Strengere Vorschriften für neonicotinoidhaltige Saatgutbehandlungsmittel

Braunschweig - Das Bundesamt für Verbraucherschutz und Lebensmittelsicherheit (BVL) hat die Zulassungen von Saatgutbehandlungsmitteln mit Wirkstoffen aus der Gruppe der Neonicotinoide für Raps und Zuckerrüben geändert.

Rapssaatgut
(c) proplanta

Aus dieser Wirkstoffgruppe sind aktuell Mittel mit Clothianidin, Imidacloprid und Thiamethoxam zur Behandlung von Raps- und Zuckerrübensaatgut zugelassen.

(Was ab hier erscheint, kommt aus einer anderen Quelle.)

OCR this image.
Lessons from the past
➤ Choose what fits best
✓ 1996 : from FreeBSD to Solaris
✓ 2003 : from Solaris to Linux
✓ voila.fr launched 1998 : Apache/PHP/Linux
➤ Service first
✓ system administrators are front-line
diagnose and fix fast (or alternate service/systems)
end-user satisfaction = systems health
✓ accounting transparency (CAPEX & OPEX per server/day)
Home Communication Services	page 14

Um die Emission von Stäuben zu reduzieren, gelten nun strengere Vorschriften für die Behandlung des Raps- und Zuckerrübensaatguts und für die Aussaat. Die Zulassungen neonicotinoidhaltiger Saatgutbehandlungsmittel für Mais ruhen dagegen weiter. Eine Verordnung regelt, dass auch entsprechend behandeltes Maissaatgut aus dem Ausland weder eingeführt noch ausgesät werden darf.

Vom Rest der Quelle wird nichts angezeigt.